Pour l’économie, la production du clairin

Broyeur

La production de Clairin représente l’un des piliers de l’économie léoganaise. J’ai eu le privilège de visiter une guildiverie, là où la magie de la production s’opère. Après la coupure et le nettoyage, la canne-à-sucre est rangée par lot pour le broyage. Le ‘’vin’’, ainsi qu’on appelle le jus sorti du broyage, est reposé dans des tonneaux en métal pendant 3 ou 4 jours. Lors de ce processus, le vin de la canne est fermenté, le sucre se transforme en alcool et d’autres ingrédients y sont ajoutés. Après la fermentation, le produit est chauffé sous haute température dans une bouilloire et est ensuite disponible pour consommation.

Bouilloire

Vie Nocturne

A Léogane, l’heure n’est qu’une durée, la ville ne dort pas. D’ailleurs la nuit est plus rythmée que le jour.
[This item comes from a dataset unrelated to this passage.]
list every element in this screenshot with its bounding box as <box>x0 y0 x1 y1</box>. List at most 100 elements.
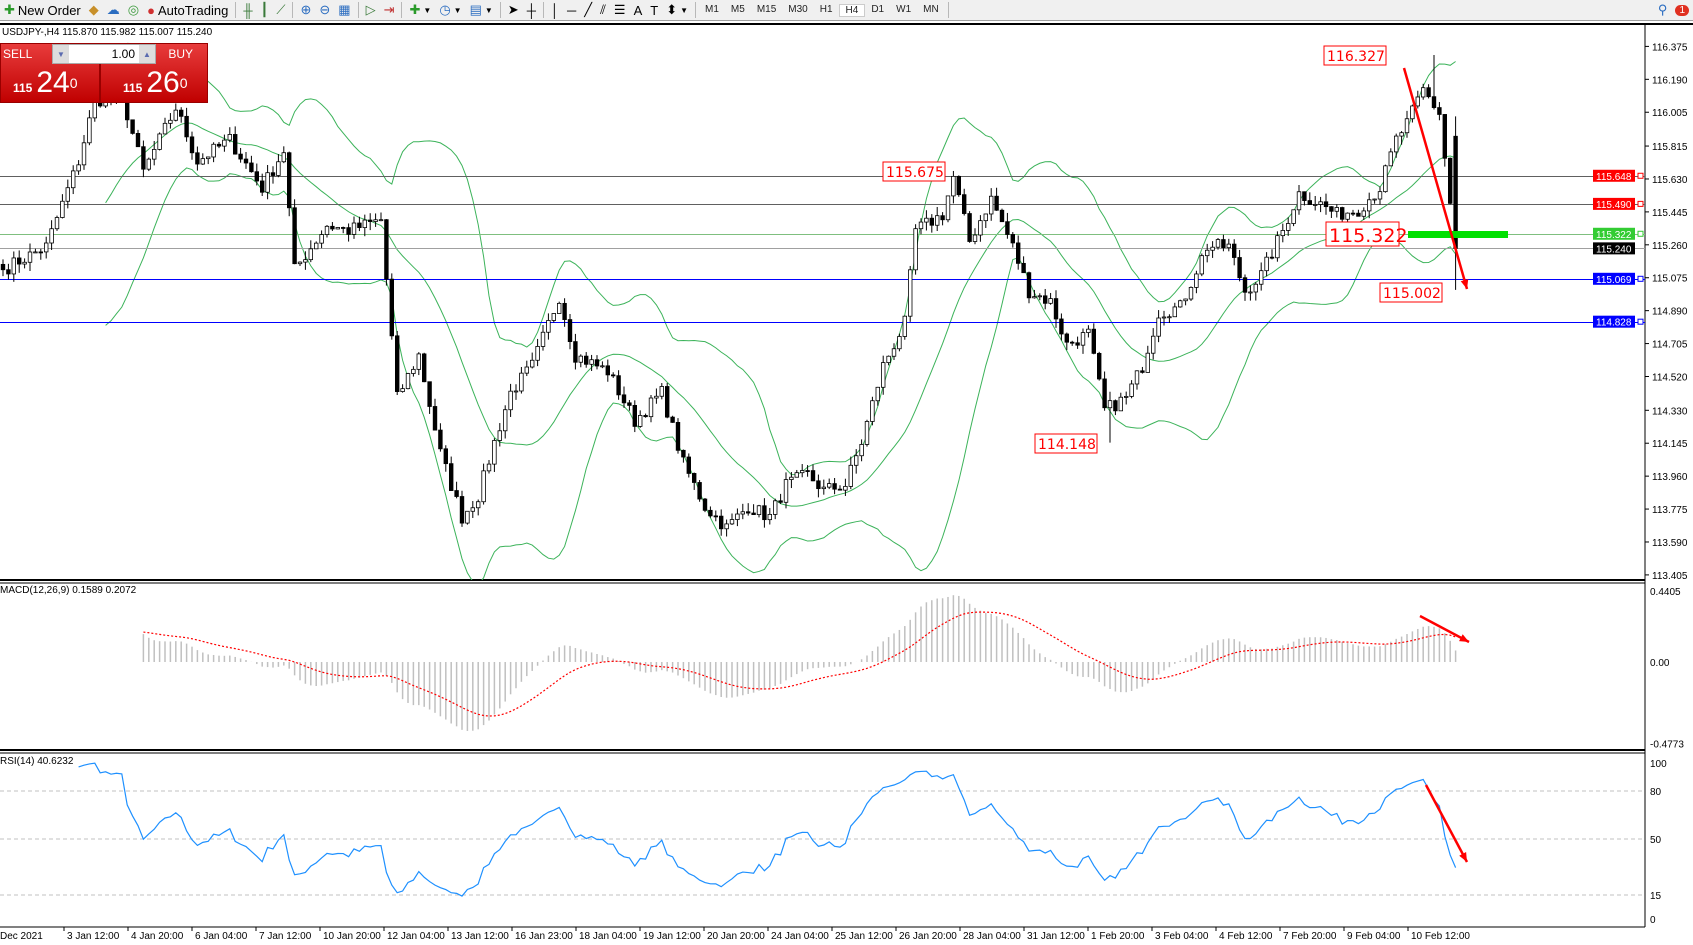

Les bars traditionnels (Massage, Kadans, Obsession, pour ne citer que ceux-là) ouvrent leurs portes, d’autres sont improvisés sur les trottoirs, du moment qu’il y a un peu de musique et de la bière. Des soirées de danses latines sont programmées pour ceux qui veulent boire la nuit jusqu’à la lie. Les marchandes de friture, de rafraîchissements et de breuvages traditionnels à base d’alcool désaltèrent ces messieurs et dames.

Ses personnages

Reine Anacaona (Image: mensuellemonde.com)

 

A chaque ville ses personnages historiques, culturels ou politiques. La population s’en inspire et s’en vante avec orgueil. La reine Anacaona, du sobriquet fleur d’or, vu son étonnante beauté, est l’une des figures historiques de la ville. Elle aura marqué l’histoire du pays avec sa fougue et ses nombreux talents.

 

 

Carole Demesmin (Photo: Potomitan)

 

 

Carol Demesmin, chanteuse et porte étendard de la culturelle haïtienne sur les planches internationales, dont la lutte est la sauvegarde de la culture traditionnelle haïtienne.

 

 

 

Carlo Marcelin (photo: www.totalmixradio.com)

 

Carlo Marcelin, ancien joueur de football (médian défensif de l’équipe Cavali de Léogane) et ex-entraîneur de la sélection nationale, actuellement  secrétaire-général de la Fédération haïtienne de Football FHF.

 

 

Pascal Milien (photo: www.armadafc.com)

 

 

 

Pascal Milien, joueur international haïtien qui joue en 2e division aux États-Unis. Son ultime but face à Trinidad avait permis au pays de se qualifier au Copa America Centenario en 2016.

 

 

Faits historiques

Le 2 avril 1800, Jean Jacques Dessalines épousa Marie Claire Heureuse à l’église paroissiale Sainte-Rose-de-Lima.

 

 La ville est ouverte aux visiteurs, faites-vous plaisir.